Growing up, I always had a special relationship with my mother's father, who I began addressing as "Grandpa Buddy" almost as soon as I could talk. I'm not really sure where the kinship came from, but we were indeed buddies and very good friends except for the occasions when my stubborn, undisciplined personality ran up against his stubborn, very disciplined personality. These, fortunately, became less common as I grew up and actually started trying to do something with my life.
For all of my Buddy's life that I knew him, he was an avid fan of bow ties and only owned a couple of long ties for special occasions. Because of his thrifty nature, he figured out how to make them himself and consequently had a few hundred homemade bow ties. He and my grandmother were on a mission when my big sister got married so in order to represent them at the reception, all the men in the family sported bow ties from his collection.
When I was a young child, I had an obsession with what I called "bears," which means any stuffed animal or doll. It didn't matter if it was human, rabbit, or reptile, if it was in my collection it was classified as a bear. Consequently, when my fourth birthday rolled around, I thought it would be neat if Grandpa Buddy gave me a bear- with a bow tie on. Grandpa thought this was a great idea and purchased a stuffed panda bear for me, then added the crowning touch with a homemade miniature bow tie for the bear. The bear with the bow tie still graces my bed, over two decades later.
Grandpa loved numbers more than just about any person I know, including my father, who knows more math than most math professors. He wrote his autobiography specially laid out in fifty chapters. When Rebecca, who was his editor, suggested the material for a fifty-first chapter, it wound up as an appendix because he just couldn't stand the thought of his beautiful fifty-chapter biography layout being spoiled. In fact, one of those fifty chapters is entitled "Love Those Numbers." (Another one is called "Bow Ties," incidentally). My favorite part of that chapter is a paragraph explaining how there is no such thing as an uninteresting number. Bless you, Buddy.

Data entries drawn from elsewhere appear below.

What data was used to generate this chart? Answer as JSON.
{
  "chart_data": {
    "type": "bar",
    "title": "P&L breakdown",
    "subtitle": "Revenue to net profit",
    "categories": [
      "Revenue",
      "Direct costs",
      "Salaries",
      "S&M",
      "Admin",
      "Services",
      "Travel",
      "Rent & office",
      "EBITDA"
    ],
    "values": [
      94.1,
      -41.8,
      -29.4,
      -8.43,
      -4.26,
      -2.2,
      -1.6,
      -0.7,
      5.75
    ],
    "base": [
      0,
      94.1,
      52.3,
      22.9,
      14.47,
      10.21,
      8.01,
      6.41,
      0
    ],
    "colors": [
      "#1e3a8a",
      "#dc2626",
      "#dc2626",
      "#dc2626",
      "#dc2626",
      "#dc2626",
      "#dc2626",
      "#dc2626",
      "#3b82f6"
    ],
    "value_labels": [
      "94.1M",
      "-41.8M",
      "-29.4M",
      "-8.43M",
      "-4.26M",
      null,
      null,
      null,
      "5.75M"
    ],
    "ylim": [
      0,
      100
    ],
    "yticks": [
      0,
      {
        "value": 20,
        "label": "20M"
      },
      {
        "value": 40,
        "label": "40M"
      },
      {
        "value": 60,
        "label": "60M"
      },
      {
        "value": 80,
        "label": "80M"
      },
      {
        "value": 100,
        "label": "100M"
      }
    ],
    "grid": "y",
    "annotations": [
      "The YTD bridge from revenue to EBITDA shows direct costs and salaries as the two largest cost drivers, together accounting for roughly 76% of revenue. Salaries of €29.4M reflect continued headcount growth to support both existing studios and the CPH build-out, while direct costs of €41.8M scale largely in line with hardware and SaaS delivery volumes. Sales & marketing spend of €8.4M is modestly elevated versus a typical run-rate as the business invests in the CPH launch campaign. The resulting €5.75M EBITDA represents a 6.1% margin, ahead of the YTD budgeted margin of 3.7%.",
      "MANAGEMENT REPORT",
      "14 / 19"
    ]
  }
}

I could go on all day about the things I love and the funny quirks that make me laugh, but that would get really long. The reason I've been thinking about this today is that this is the anniversary of his death, three years ago. He had a short bout of very intense, widespread cancer, and then he was gone, surprisingly young for a member of his notoriously long-lived family.
His funeral was an interesting experience, not the least for the fact that he had planned the program himself, including asking Matt and I to perform Meditation of a Theme by Thais, on flute and piano. Amidst the tears that coursed down my cheeks, I really actually enjoyed the funeral. Grandpa asked some of his closest friends, who had lived near him for decades, to give the life sketch and talks, and the fun, wonderful stories that we heard that day filled my heart with a warm glow. And that's what I felt today when I thought about my Buddy. I miss him a lot, and I'm sad to think that he won't be there when I get married (whenever that is) and that he won't know my children. But I mostly just can't help smiling, and looking forward to greeting him again and getting an enthusiastic "Hello, Maria Buddy!" and a big warm hug and a huge smack on the cheek. I can't wait to hear his hearty laugh again while we make terrible puns together. And I sure hope there are word games in Heaven, because I sure would like to see him and Becca duel out another game of Scrabble.
I wish everyone was lucky enough to have a Grandpa Buddy.